O homem soltou uma gargalhada e, voltando-se para o lado dos fogões, exclamou:
— Não tem nada? E aquilo que ali está?
— Está tudo reservado.
— Para quem?
— Para os senhores carreteiros.
— Quantos são eles?
— Doze.
— Mas a comida que ali está chega para vinte.
— Eles querem tudo e já o pagaram adiantadamente.
O desconhecido tornou a sentar-se e disse, sem erguer a voz:
— Estou numa estalagem e tenho fome, portanto não saio daqui!
O estalajadeiro aproximou-se dele e disse-lhe num tom de voz que o fez estremecer:
— O melhor que tem a fazer é ir-se embora!
O forasteiro, que estava inclinado para o lume a aconchegar as brasas com a ponta do cajado, voltou-se de repente; porém, o estalajadeiro, sem lhe dar tempo a falar, olhou-o fixamente e disse-lhe em voz baixa:
— Vamos, nada de gastar palavras sem necessidade. Quer que lhe diga quem é? Chama-se Jean Valjean. Quando o vi entrar, desconfiei e mandei perguntar à mairie quem era você. Aqui está a resposta que me deram. Sabe ler?
Ao mesmo tempo que dizia isto, o estalajadeiro apresentou ao desconhecido o papel que o rapaz lhe trouxera. O homem percorreu-o rapidamente com a vista e o estalajadeiro, após uma pausa, continuou:
— Eu tenho por costume ser delicado para toda a gente. Por isso, peço-lhe novamente que se vá embora!
O forasteiro curvou a cabeça, pegou na mochila que tinha posto no chão e saiu da estalagem.

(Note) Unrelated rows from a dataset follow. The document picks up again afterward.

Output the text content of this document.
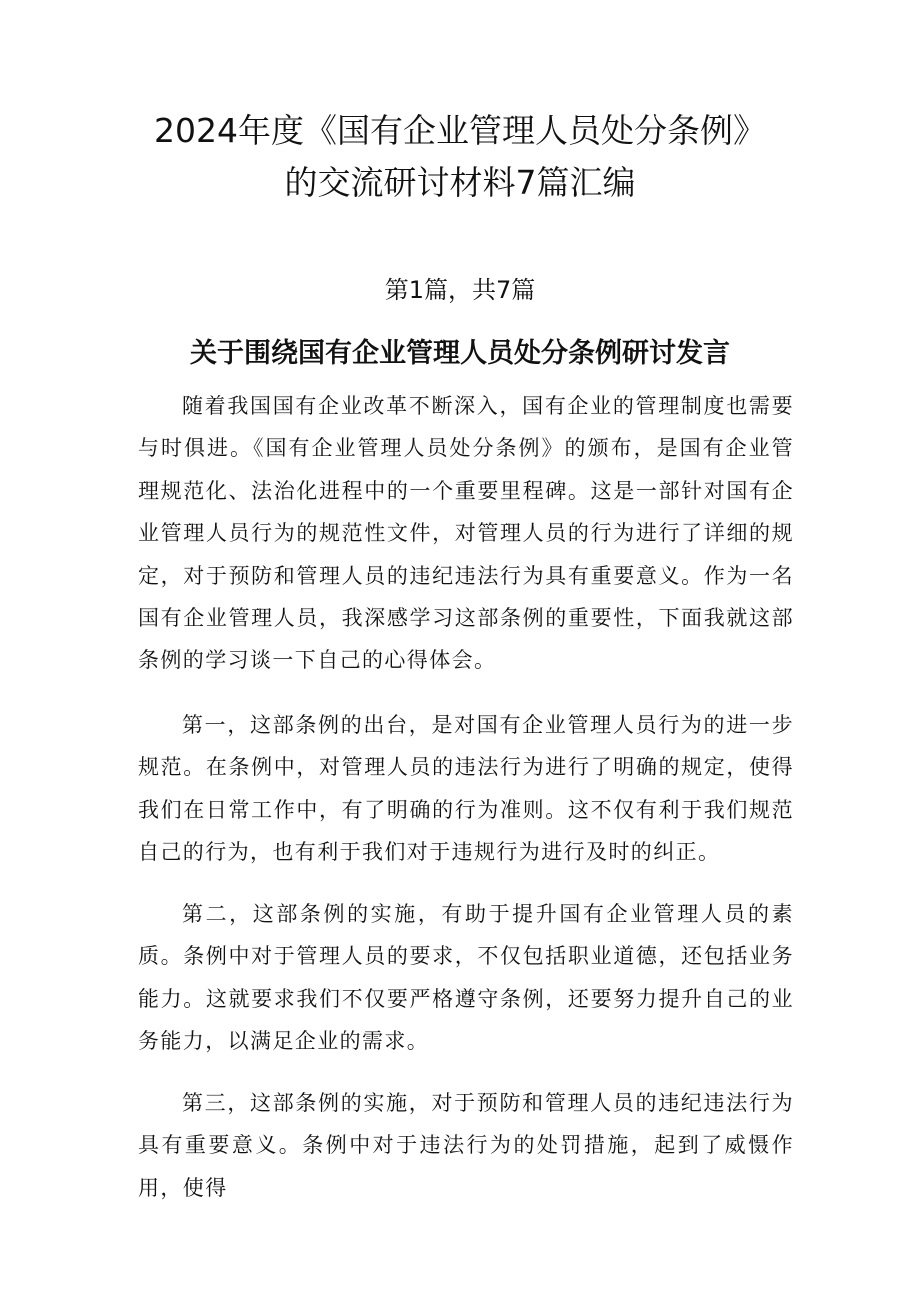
2024年度《国有企业管理人员处分条例》
的交流研讨材料7篇汇编

第1篇，共7篇

关于围绕国有企业管理人员处分条例研讨发言

随着我国国有企业改革不断深入，国有企业的管理制度也需要与时俱进。《国有企业管理人员处分条例》的颁布，是国有企业管理规范化、法治化进程中的一个重要里程碑。这是一部针对国有企业管理人员行为的规范性文件，对管理人员的行为进行了详细的规定，对于预防和管理人员的违纪违法行为具有重要意义。作为一名国有企业管理人员，我深感学习这部条例的重要性，下面我就这部条例的学习谈一下自己的心得体会。

第一，这部条例的出台，是对国有企业管理人员行为的进一步规范。在条例中，对管理人员的违法行为进行了明确的规定，使得我们在日常工作中，有了明确的行为准则。这不仅有利于我们规范自己的行为，也有利于我们对于违规行为进行及时的纠正。

第二，这部条例的实施，有助于提升国有企业管理人员的素质。条例中对于管理人员的要求，不仅包括职业道德，还包括业务能力。这就要求我们不仅要严格遵守条例，还要努力提升自己的业务能力，以满足企业的需求。

第三，这部条例的实施，对于预防和管理人员的违纪违法行为具有重要意义。条例中对于违法行为的处罚措施，起到了威慑作用，使得
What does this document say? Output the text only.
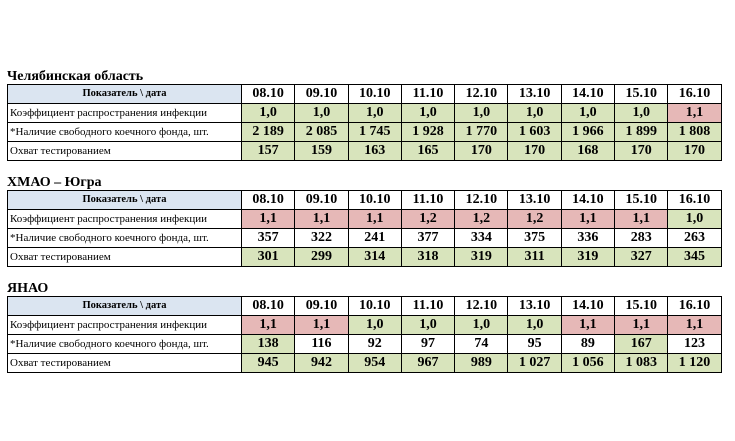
Челябинская область

Показатель \ дата	08.10	09.10	10.10	11.10	12.10	13.10	14.10	15.10	16.10
Коэффициент распространения инфекции	1,0	1,0	1,0	1,0	1,0	1,0	1,0	1,0	1,1
*Наличие свободного коечного фонда, шт.	2 189	2 085	1 745	1 928	1 770	1 603	1 966	1 899	1 808
Охват тестированием	157	159	163	165	170	170	168	170	170

ХМАО – Югра

Показатель \ дата	08.10	09.10	10.10	11.10	12.10	13.10	14.10	15.10	16.10
Коэффициент распространения инфекции	1,1	1,1	1,1	1,2	1,2	1,2	1,1	1,1	1,0
*Наличие свободного коечного фонда, шт.	357	322	241	377	334	375	336	283	263
Охват тестированием	301	299	314	318	319	311	319	327	345

ЯНАО

Показатель \ дата	08.10	09.10	10.10	11.10	12.10	13.10	14.10	15.10	16.10
Коэффициент распространения инфекции	1,1	1,1	1,0	1,0	1,0	1,0	1,1	1,1	1,1
*Наличие свободного коечного фонда, шт.	138	116	92	97	74	95	89	167	123
Охват тестированием	945	942	954	967	989	1 027	1 056	1 083	1 120
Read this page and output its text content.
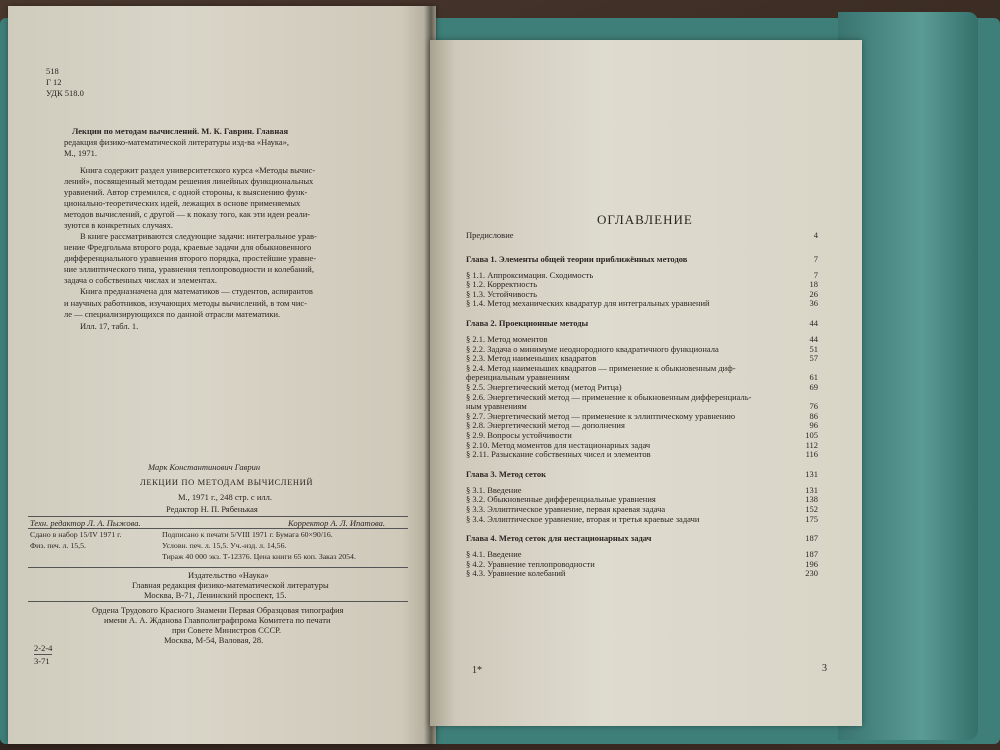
518
Г 12
УДК 518.0
Лекции по методам вычислений. М. К. Гаврин. Главная
редакция физико-математической литературы изд-ва «Наука»,
М., 1971.
Книга содержит раздел университетского курса «Методы вычис-
лений», посвященный методам решения линейных функциональных
уравнений. Автор стремился, с одной стороны, к выяснению функ-
ционально-теоретических идей, лежащих в основе применяемых
методов вычислений, с другой — к показу того, как эти идеи реали-
зуются в конкретных случаях.
В книге рассматриваются следующие задачи: интегральное урав-
нение Фредгольма второго рода, краевые задачи для обыкновенного
дифференциального уравнения второго порядка, простейшие уравне-
ние эллиптического типа, уравнения теплопроводности и колебаний,
задача о собственных числах и элементах.
Книга предназначена для математиков — студентов, аспирантов
и научных работников, изучающих методы вычислений, в том чис-
ле — специализирующихся по данной отрасли математики.
Илл. 17, табл. 1.
Марк Константинович Гаврин
ЛЕКЦИИ ПО МЕТОДАМ ВЫЧИСЛЕНИЙ
М., 1971 г., 248 стр. с илл.
Редактор Н. П. Рябенькая
Техн. редактор Л. А. Пыжова.	Корректор А. Л. Ипатова.
Сдано в набор 15/IV 1971 г.	Подписано к печати 5/VIII 1971 г. Бумага 60×90/16.
Физ. печ. л. 15,5.	Условн. печ. л. 15,5. Уч.-изд. л. 14,56.
Тираж 40 000 экз. Т-12376. Цена книги 65 коп. Заказ 2054.
Издательство «Наука»
Главная редакция физико-математической литературы
Москва, В-71, Ленинский проспект, 15.
Ордена Трудового Красного Знамени Первая Образцовая типография
имени А. А. Жданова Главполиграфпрома Комитета по печати
при Совете Министров СССР.
Москва, М-54, Валовая, 28.
2-2-4
3-71
ОГЛАВЛЕНИЕ
Предисловие	4
Глава 1. Элементы общей теории приближённых методов	7
§ 1.1. Аппроксимация. Сходимость	7
§ 1.2. Корректность	18
§ 1.3. Устойчивость	26
§ 1.4. Метод механических квадратур для интегральных уравнений	36
Глава 2. Проекционные методы	44
§ 2.1. Метод моментов	44
§ 2.2. Задача о минимуме неоднородного квадратичного функционала	51
§ 2.3. Метод наименьших квадратов	57
§ 2.4. Метод наименьших квадратов — применение к обыкновенным диф-
ференциальным уравнениям	61
§ 2.5. Энергетический метод (метод Ритца)	69
§ 2.6. Энергетический метод — применение к обыкновенным дифференциаль-
ным уравнениям	76
§ 2.7. Энергетический метод — применение к эллиптическому уравнению	86
§ 2.8. Энергетический метод — дополнения	96
§ 2.9. Вопросы устойчивости	105
§ 2.10. Метод моментов для нестационарных задач	112
§ 2.11. Разыскание собственных чисел и элементов	116
Глава 3. Метод сеток	131
§ 3.1. Введение	131
§ 3.2. Обыкновенные дифференциальные уравнения	138
§ 3.3. Эллиптическое уравнение, первая краевая задача	152
§ 3.4. Эллиптическое уравнение, вторая и третья краевые задачи	175
Глава 4. Метод сеток для нестационарных задач	187
§ 4.1. Введение	187
§ 4.2. Уравнение теплопроводности	196
§ 4.3. Уравнение колебаний	230
1*	3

Encontrando-se na rua, caminhou ao acaso, cosendo-se com as casas, como um homem humilhado e triste. Não olhou para trás uma só vez. Se o tivesse feito, teria visto o estalajadeiro da Cruz de Coíbas no limiar da porta, rodeado por todos os hóspedes que se encontravam na estalagem e das pessoas que passavam na rua naquele momento, falando com vivacidade e apontando-o com o dedo; e, pelos olhares de desconfiança e susto daquele grupo, adivinharia que dentro de pouco tempo a sua chegada seria o assunto de todas as conversas na cidade.
Porém, ele não viu nada disto. Quem vai profundamente alheado na sua dor, não olha para trás, porque tem a certeza de ser acompanhado pela má sorte que o persegue. Caminhou assim durante algum tempo, embrenhando-se em ruas que não conhecia, esquecendo a própria fadiga, como sucede sempre àqueles a quem a tristeza domina.
De repente, sentiu o aguilhão da fome. Como a noite se aproximasse, circunvagou a vista em torno de si a ver se descobria um albergue onde encontrasse pousada. A melhor estalagem estava-lhe vedada; o que procurava agora era uma humilde taberna ou algum pobre casebre. Divisou então uma luz ao fim da rua, e à claridade incerta do crepúsculo, notou vagamente um ramo de pinheiro pendurado de uma vara de ferro. Encaminhou-se para lá. Era, com efeito, uma taberna, na rua de Chaffaut.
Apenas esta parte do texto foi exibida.